Does it fully and completely answer the question? Post it as an answer.
Does it not fully and completely answer the question? Don't post it as an answer.
The crux of this issue seems to be less about whether or not to post an answer as an answer, so much as whether or not to post an answer as an answer even if it's not a good answer.
If it's a truly bad answer, it probably should not be posted anywhere. But if it must get posted, it's important that it gets posted as an answer so that the community peer-review can actually judge its merit and, if necessary, vote it down so that everyone else can see that it's a bad answer.
If it's an okay answer (but not a great answer) it's still important to post it as an answer. The community peer-review is essential to how the Stack Exchange model works; if only great answers are posted as answers, while "okay" answers and "bad" answers are relegated to comments, there is absolutely no way for future users to rely on peer-review to determine which of those comment-answers are "okay" and which ones are "bad" (especially if there's still no "great" answers to read instead). And with no way to distinguish "okay" from "bad", it's pretty much impossible (or at least highly disrecommended) to trust any comment-answer for any reason.
And if the answer can't be trusted, there's pretty much no value in posting it.
I have seen many users use comments to post answers explicitly because they're trying to avoid downvotes. For users who understand how the Stack Exchange model works, this is usually a very good sign that the poster doesn't actually trust his own answer, or knows that it's not even welcome on the site as an answer for whatever reason. In other words, they know that any such answer needs to be taken with a grain of salt.
For future users who don't know the Stack Exchange model, however, this will often be the first "answer" they see; comments can garner upvotes which promotes them to the user's view, but they by design can never be downvoted, never be improved, and are pretty much immune to any form of constructive criticism or peer-review that makes Stack Exchange answers actually valuable. This gives them undue weight which makes them seem more valuable than they actually are.
This is why I'll purge answers whenever they're posted as comments; whether they're "right" or "wrong", "good" or "bad" is irrelevant: Comments have a very particular use, and that very particular use is not answering questions.
If your comment provides a hint or a suggestion that can help the questioner or a future answerer to develop a full answer, go ahead: Comments are great for that. If you're not 100% sure about your answer, go ahead and say that you think maybe possibly the answer might be such-and-such but you're not sure and will look into it later, knock yourself out: Speculation and guesswork isn't an answer, but it can totally help others find the answer.
But comments that deign to answer the question itself, even if you don't have the time or inclination to make it great instead of just okay, should still be posted as answers. Or not posted at all.
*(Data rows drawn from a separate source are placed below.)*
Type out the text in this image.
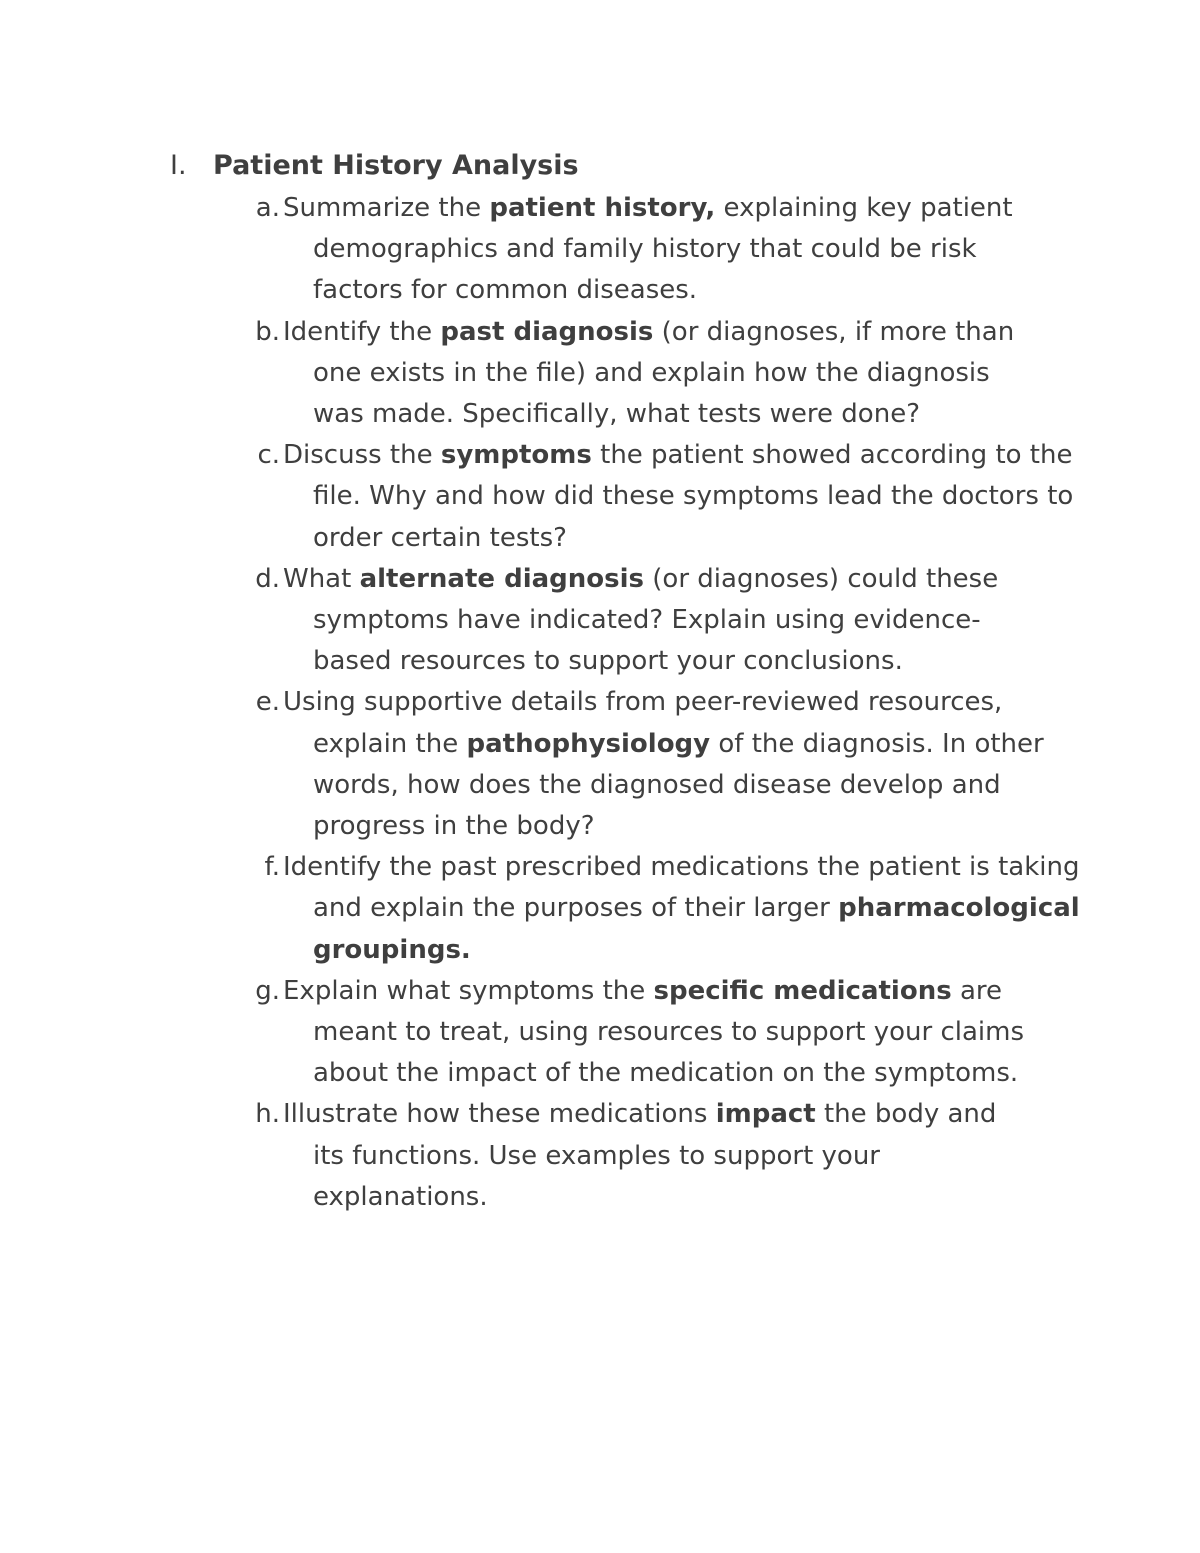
I. Patient History Analysis
a. Summarize the patient history, explaining key patient demographics and family history that could be risk factors for common diseases.
b. Identify the past diagnosis (or diagnoses, if more than one exists in the file) and explain how the diagnosis was made. Specifically, what tests were done?
c. Discuss the symptoms the patient showed according to the file. Why and how did these symptoms lead the doctors to order certain tests?
d. What alternate diagnosis (or diagnoses) could these symptoms have indicated? Explain using evidence-based resources to support your conclusions.
e. Using supportive details from peer-reviewed resources, explain the pathophysiology of the diagnosis. In other words, how does the diagnosed disease develop and progress in the body?
f. Identify the past prescribed medications the patient is taking and explain the purposes of their larger pharmacological groupings.
g. Explain what symptoms the specific medications are meant to treat, using resources to support your claims about the impact of the medication on the symptoms.
h. Illustrate how these medications impact the body and its functions. Use examples to support your explanations.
(As a side note, any question that can be fully and completely answered in a single comment is possibly a terrible question in the first place.)
Even if you can't be bothered to dig up all the references and do all the research to make an incredible answer, that doesn't mean your answer is worthless, or even bad; sometimes any answer is still better than no answer. But if nobody's posting okay answers as answers, nobody else is going to feel encouraged to do so either. So you end up with a bunch of unanswered questions, or questions which attract a lot of bad answers, not because because nobody knows the right answers but because nobody is willing to post the right answers because they're not "great" enough.
We're trying to make the Internet a better place here. As long as posting an "okay" answer is better than the alternative, post it. Otherwise, don't. But either way, an answer is still an answer, not a comment.